Самый первый роман из стола: как получить фидбек на текст, который пугает даже автора
Автор: Петер Лис
У каждого автора в столе (или в глубине жесткого диска) лежит тот самый текст. Первый. Самый личный. Самый выстраданный. И часто — самый спорный. Тот, что написан не для рынка, а потому что иначе нельзя. Такой текст годами ждет своего часа, обрастая слоями страха и сомнений. «А вдруг это никому не нужно?», «А вдруг меня не так поймут?», «А вдруг я нарушаю какую-то незримую этическую черту?».
Мой «столовый» роман — именно такой. Его условное название — «734». https://author.today/work/527676 Это история, действие которой происходит в 1943 году в системе нацистских лагерей. Ее герои — юная пленная балерина и генерал вермахта, аристократ и блестящий стратег. И нет, это не любовный роман.
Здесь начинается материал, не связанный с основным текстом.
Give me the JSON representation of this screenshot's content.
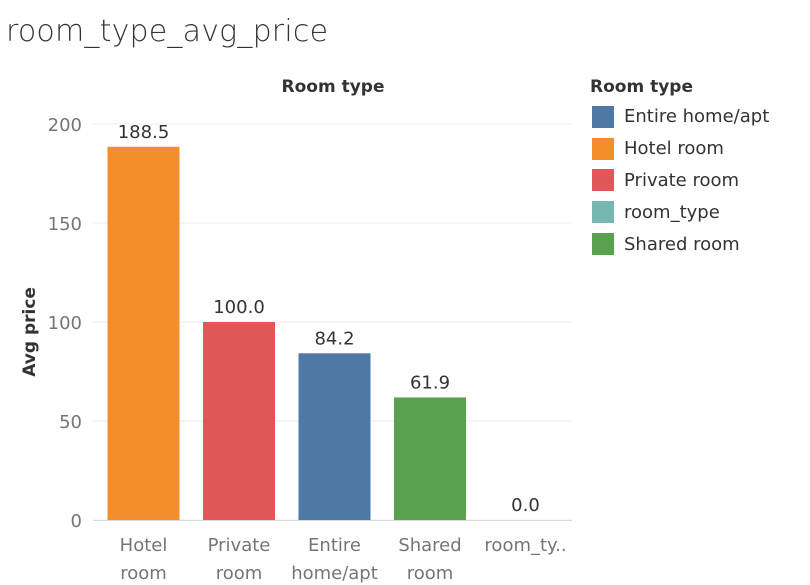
{
  "title": "room_type_avg_price",
  "chart_data": {
    "type": "bar",
    "title": "room_type_avg_price",
    "header": "Room type",
    "ylabel": "Avg price",
    "xlabel": "",
    "ylim": [
      0,
      215
    ],
    "yticks": [
      0,
      50,
      100,
      150,
      200
    ],
    "grid": true,
    "legend_position": "right",
    "categories": [
      {
        "lines": [
          "Hotel",
          "room"
        ],
        "name": "Hotel room"
      },
      {
        "lines": [
          "Private",
          "room"
        ],
        "name": "Private room"
      },
      {
        "lines": [
          "Entire",
          "home/apt"
        ],
        "name": "Entire home/apt"
      },
      {
        "lines": [
          "Shared",
          "room"
        ],
        "name": "Shared room"
      },
      {
        "lines": [
          "room_ty.."
        ],
        "name": "room_type"
      }
    ],
    "values": [
      188.5,
      100.0,
      84.2,
      61.9,
      0.0
    ],
    "value_labels": [
      "188.5",
      "100.0",
      "84.2",
      "61.9",
      "0.0"
    ],
    "bar_colors": [
      "#f28e2b",
      "#e15759",
      "#4e79a7",
      "#59a14f",
      "#76b7b2"
    ]
  },
  "legend": {
    "title": "Room type",
    "items": [
      {
        "label": "Entire home/apt",
        "color": "#4e79a7"
      },
      {
        "label": "Hotel room",
        "color": "#f28e2b"
      },
      {
        "label": "Private room",
        "color": "#e15759"
      },
      {
        "label": "room_type",
        "color": "#76b7b2"
      },
      {
        "label": "Shared room",
        "color": "#59a14f"
      }
    ]
  }
}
Это исследование абсолютной власти, механизмов стокгольмского синдрома и той патологической, уродливой связи, что может родиться только в абсолютном аду, где стираются все понятия о человечности.
Почему этот текст лежал в столе?
Потому что он пугал меня своей сложностью. Потому что тема отношений палача и жертвы, вывернутая наизнанку, — это минное поле. Риск скатиться в сенсационность, в невольную эротизацию насилия, в оправдание неоправдываемого — огромен. Я написал этот роман как попытку понять, как ломается личность, как работает механизм власти на микроуровне, в замкнутом пространстве двух травмированных сознаний. Но, закончив черновик, я понял, что не могу двигаться дальше в одиночку. Мне нужен был суд. Не издателя (его время еще придет), а именно суд читателей-единомышленников.
Что я сделал? Принял решение о публичном эксперименте.
Я выложил только первые главы — не как книгу, а как черновик с одним вопросом. Я создал не продающую аннотацию, а подробный дисклеймер с маркировкой 21+, где честно предупредил: этот отрывок — лишь «лайт-версия»; полный текст последовательно переходит все мыслимые границы в изображении насилия, пыток и распада души.
Моя цель — не собрать лайки и не найти массового читателя. Моя цель — получить профессиональный, жесткий, аргументированный разбор от тех, кто понимает, что такое сложная литература.
Вот ключевые вопросы, которые я задаю своей будущей аудитории:
1. Вопрос допустимости. Имеет ли художественная литература право на такое беспощадное, изнутри, исследование тьмы? Где та грань, за которой автор не изучает травму, а начинает ей спекулировать?
2. Вопрос исполнения. Удалось ли в отрывке сохранить эту грань? Не работают ли мощные сцены (например, сцена сортировки в лагере) как излишний шок, ломающий восприятие?
3. Вопрос целесообразности. Стоит ли тратить силы и нервы на доработку такого текста в эпоху, когда любая сложная тема рискует быть сведена к скандалу и хейту?
Что это дает мне как автору?
· Снятие груза. Текст больше не давит на меня из глубин компьютера. Он вышел в поле, пусть и в формате сырого эксперимента.
· Конкретная, а не абстрактная обратная связь. Я получу не общие слова, а реакцию на конкретные сцены, диалоги, характеры.
· Поиск своей аудитории. Те несколько вдумчивых комментариев, которые, я надеюсь, появятся, станут маяками. Они покажут, для кого я на самом деле пишу.
Совет коллегам, которые тоже боятся своего «столового» текста:
Не бойтесь публичного эксперимента. Оформите его не как запуск книги, а как запрос на профессиональную экспертизу. Четко сформулируйте свои страхи и вопросы. Честно предупредите читателя о контенте. Вы не просите хвалить — вы просите судить.
Такой подход снимает с вас груз ответственности за то, чтобы «понравиться», и превращает публикацию в этап работы над текстом.
Мой эксперимент только начинается. Я не знаю, захотят ли читатели видеть продолжение этой мрачной истории. Но я точно знаю, что оставлять ее в столе — значит предать самую суть писательства: попытку понять и назвать самые сложные, неудобные, болезненные истины о человеке. Даже если для этого приходится заглянуть в самую глубокую тьму.